Power system optimization addresses the challenges of the planning and operating electrical power systems, including generation capacity planning, minimizing operational costs and reducing emissions.
The models/ problem formulations differ in complexity and therefore in detail and computational requirements:
- Basic Capacity Expansion Problem: fundamental in planning for future system capacity needs, focusing on minimizing investment and operational costs over time.
- Generation Expansion Planning (GEP) : Similar to Capacity Expansion but usually considers a broader range of scenarios and longer time horizons, addressing long-term investment decisions.
- Economic Dispatch (ED): core operational model that ensures power generation is allocated optimally among generators to minimize cost.
- Economic-Emission Dispatch: variation of economic dispatch that integrates emissions or other environmental concerns into the objective function.
- Dynamic Economic Dispatch (DED): ED over a certain period of time to meet time dependant power demands at minimum operating cost.
- Optimal Power Flow (OPF): models the physics of electricity flows in power networks, adding a layer of complexity and more realism to the Economic Dispatch (ED) problem. It represents the network's topology, including transmission line connections between nodes (buses) and electrical parameters like resistance and reactance. The full Alternating Current (AC) OPF is non-convex and extremely difficult (NP-hard) to solve, so operators often use a simplified, linearized version called Direct Current (DC) OPF. This approximation is effective for most transmission networks unless they are heavily loaded or near instability.minimizes the short-run production costs of meeting electricity demand at a number of connected locations from a given set of generators subject to various technical and transmission network flow limit constraints. See also: AC-OPF / DC-OPF
- AC Optimal Power Flow (AC-OPF): in its natural form, it requires the introduction of complex numbers to formulate voltage constraints. AC-OPF aims for optimizing real and reactive power flows while considering the full nonlinearities of alternating current (AC) power flow equations, such as voltage and phase angle constraints.
- DC Optimal Power Flow (DC-OPF): Special case of those for AC networks, with the difference that all quantities are real. DC OPF problem approximates the AC OPF problem by making additional assumptions to produce linear constraints. While the additional assumptions result in a potential loss of solution accuracy, they make the DC OPF problem much easier to solve. Commonly used for large-scale applications due to its reduced complexity.
- Security-Constrained Optimal Power Flow (SCOPF): extension of OPF that incorporates contingency analysis to ensure the system can remain secure (meet demand) even if certain lines or generators fail.

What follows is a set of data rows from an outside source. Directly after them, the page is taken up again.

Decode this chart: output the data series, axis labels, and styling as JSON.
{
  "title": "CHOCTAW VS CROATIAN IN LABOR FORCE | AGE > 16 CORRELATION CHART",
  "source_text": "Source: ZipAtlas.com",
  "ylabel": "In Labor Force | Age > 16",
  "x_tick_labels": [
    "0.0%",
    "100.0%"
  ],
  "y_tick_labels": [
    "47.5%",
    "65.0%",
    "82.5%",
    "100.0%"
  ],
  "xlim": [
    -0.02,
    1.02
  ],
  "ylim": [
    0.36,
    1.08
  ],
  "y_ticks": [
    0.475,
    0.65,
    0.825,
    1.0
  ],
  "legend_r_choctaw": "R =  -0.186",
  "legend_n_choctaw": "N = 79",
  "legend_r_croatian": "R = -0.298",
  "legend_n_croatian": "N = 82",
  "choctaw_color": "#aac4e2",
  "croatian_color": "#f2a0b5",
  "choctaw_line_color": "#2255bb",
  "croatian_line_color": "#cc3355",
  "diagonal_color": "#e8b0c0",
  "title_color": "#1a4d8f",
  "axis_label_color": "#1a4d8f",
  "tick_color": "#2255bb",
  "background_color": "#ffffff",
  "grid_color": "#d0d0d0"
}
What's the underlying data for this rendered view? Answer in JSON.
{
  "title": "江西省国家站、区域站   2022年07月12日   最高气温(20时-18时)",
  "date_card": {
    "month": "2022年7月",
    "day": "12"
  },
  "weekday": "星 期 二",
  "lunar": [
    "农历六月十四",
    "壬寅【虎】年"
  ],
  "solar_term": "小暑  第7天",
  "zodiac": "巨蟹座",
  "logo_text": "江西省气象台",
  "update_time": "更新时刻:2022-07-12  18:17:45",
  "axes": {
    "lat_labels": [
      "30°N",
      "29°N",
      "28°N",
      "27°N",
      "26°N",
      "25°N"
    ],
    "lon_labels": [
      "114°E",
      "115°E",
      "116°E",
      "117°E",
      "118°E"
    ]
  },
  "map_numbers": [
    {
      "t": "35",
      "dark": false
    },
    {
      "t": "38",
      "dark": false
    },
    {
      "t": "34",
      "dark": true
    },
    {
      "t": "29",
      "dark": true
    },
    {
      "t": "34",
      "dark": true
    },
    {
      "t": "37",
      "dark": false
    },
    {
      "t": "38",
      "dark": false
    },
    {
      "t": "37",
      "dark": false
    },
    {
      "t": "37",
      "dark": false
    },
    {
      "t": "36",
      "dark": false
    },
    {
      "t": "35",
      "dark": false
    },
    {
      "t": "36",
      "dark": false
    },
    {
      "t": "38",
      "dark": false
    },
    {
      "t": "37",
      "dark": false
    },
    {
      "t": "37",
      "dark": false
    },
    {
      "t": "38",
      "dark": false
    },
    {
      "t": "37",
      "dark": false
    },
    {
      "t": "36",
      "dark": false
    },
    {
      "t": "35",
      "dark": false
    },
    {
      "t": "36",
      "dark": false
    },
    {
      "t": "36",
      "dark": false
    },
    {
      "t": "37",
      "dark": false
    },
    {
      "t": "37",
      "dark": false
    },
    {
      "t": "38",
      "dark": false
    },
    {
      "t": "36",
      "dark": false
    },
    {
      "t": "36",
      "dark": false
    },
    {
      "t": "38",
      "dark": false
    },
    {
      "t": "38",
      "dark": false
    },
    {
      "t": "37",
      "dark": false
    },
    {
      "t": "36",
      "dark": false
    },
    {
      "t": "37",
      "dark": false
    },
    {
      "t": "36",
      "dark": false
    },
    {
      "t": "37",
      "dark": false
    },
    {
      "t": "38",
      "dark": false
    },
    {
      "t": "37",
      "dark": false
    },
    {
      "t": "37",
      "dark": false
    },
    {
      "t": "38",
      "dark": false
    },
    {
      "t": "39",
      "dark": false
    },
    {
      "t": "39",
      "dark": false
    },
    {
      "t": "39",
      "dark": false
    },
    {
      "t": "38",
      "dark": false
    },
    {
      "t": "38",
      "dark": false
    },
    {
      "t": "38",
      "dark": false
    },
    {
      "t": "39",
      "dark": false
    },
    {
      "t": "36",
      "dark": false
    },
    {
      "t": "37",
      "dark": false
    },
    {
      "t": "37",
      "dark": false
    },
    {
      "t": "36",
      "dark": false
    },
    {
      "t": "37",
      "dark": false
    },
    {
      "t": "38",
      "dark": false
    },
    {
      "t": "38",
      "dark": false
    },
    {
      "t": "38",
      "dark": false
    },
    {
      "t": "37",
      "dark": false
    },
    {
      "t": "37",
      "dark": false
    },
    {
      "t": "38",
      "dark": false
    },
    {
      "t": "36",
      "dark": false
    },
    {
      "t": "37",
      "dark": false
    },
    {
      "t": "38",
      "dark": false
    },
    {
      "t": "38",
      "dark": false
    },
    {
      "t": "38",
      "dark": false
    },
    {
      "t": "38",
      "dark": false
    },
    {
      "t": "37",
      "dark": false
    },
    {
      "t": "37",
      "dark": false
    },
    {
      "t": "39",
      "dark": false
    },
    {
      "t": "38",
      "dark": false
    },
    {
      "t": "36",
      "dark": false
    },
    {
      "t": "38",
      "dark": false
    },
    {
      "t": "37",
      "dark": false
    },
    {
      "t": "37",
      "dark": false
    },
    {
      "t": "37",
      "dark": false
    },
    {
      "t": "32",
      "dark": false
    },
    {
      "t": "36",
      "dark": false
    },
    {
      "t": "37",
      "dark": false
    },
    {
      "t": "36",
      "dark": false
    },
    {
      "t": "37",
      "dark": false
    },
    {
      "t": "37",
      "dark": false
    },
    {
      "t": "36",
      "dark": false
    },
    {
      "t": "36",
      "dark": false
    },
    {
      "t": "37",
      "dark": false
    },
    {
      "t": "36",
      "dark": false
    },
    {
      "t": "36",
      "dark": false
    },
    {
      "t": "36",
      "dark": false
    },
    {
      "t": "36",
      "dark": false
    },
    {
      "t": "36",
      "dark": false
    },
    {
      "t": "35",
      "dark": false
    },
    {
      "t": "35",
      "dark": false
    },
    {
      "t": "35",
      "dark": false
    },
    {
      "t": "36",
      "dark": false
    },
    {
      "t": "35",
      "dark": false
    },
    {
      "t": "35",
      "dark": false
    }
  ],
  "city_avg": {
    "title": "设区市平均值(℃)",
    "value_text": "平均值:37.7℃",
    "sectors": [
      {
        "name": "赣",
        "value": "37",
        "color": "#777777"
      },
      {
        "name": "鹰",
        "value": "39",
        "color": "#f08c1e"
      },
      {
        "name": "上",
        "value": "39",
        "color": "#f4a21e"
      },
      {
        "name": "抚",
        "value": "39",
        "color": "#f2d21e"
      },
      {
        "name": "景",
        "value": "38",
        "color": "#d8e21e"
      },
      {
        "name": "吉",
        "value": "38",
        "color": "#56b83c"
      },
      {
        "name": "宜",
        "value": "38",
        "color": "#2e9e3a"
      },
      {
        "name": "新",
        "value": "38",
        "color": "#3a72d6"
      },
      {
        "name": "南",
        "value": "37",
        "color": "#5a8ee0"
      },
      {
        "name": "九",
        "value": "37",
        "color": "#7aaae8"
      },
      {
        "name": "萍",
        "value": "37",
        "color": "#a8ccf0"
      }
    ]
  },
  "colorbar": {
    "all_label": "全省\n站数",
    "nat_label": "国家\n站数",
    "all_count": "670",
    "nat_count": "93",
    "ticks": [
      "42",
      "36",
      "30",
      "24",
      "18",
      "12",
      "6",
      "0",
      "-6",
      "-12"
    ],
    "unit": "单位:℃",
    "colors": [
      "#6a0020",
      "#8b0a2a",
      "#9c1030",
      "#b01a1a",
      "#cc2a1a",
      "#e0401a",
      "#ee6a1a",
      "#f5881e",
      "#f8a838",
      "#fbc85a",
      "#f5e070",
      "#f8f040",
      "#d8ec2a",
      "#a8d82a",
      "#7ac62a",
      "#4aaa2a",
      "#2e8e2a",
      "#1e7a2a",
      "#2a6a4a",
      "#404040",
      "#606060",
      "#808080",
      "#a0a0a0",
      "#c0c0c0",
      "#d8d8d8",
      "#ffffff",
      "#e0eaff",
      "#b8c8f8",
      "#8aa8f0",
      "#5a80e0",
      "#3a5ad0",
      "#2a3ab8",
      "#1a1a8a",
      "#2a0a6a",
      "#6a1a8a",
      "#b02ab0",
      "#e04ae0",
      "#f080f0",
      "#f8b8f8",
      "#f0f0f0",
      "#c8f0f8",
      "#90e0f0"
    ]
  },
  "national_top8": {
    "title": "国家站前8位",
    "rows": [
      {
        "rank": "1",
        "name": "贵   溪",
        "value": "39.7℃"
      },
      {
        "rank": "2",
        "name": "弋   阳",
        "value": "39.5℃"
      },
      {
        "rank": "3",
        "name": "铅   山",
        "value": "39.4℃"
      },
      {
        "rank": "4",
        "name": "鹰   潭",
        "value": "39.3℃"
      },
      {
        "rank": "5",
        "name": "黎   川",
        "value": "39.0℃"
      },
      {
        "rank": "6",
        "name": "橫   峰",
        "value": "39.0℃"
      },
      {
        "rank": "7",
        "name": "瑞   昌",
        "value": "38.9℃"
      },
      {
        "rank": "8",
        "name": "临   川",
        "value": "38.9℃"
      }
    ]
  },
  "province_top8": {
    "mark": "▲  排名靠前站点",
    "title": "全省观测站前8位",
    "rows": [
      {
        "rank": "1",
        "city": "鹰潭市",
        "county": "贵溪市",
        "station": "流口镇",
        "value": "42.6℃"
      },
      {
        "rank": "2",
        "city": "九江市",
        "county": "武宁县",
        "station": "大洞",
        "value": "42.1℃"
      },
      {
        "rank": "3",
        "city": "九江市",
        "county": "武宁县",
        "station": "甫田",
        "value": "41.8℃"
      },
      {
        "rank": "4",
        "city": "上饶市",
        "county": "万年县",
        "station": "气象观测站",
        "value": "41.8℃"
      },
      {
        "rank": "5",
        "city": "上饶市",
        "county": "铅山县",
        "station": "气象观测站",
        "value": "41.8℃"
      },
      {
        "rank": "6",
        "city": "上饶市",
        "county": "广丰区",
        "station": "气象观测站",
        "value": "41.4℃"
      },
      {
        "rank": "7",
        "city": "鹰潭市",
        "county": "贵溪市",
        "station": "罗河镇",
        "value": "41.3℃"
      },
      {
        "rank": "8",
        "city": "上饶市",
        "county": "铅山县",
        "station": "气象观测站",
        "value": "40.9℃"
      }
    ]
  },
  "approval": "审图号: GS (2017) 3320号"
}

- Distributed Optimal Power Flow (D-OPF): Accounts for distributed energy resources (DERs), such as rooftop solar or small-scale storage, and optimizes power flow with these added complexities.
- Multi-Period Optimal Power Flow (MOPF): Extends OPF by optimizing over multiple time periods (e.g., daily, weekly), allowing for better integration of time-varying aspects like demand and renewable generation.
- Unit Commitment: Important for scheduling which generators should be online to meet demand in a cost-effective manner, considering startup/shutdown costs and constraints.
- Security-Constrained Unit Commitment (SCUC): extends Unit Commitment to consider contingencies and system security, ensuring that the scheduled generation can meet load requirements even after certain contingencies.
- Stochastic/Robust Unit Commitment: Addresses uncertainty in load, renewable generation, or system failures. These models are crucial with the increasing penetration of variable renewable energy sources (like wind and solar).
- Optimal Transmission Expansion Planning (TEP): Focuses on determining the optimal placement and capacity of new transmission lines to minimize overall system costs while ensuring system reliability.
- Optimal Reactive Power Dispatch (ORPD): An extension of OPF that focuses on optimizing reactive power flow to minimize losses and maintain voltage levels within prescribed limits.
- Hydrothermal Coordination: Models the joint operation of hydro and thermal power plants, which is important in systems with significant hydro generation.
- Market-based OPF: Considers market mechanisms like locational marginal pricing (LMP) for optimal pricing and dispatch decisions.
- Co-optimization of Energy and Reserves: Simultaneously optimizes energy and reserve markets, crucial in modern grids where balancing services are becoming increasingly necessary.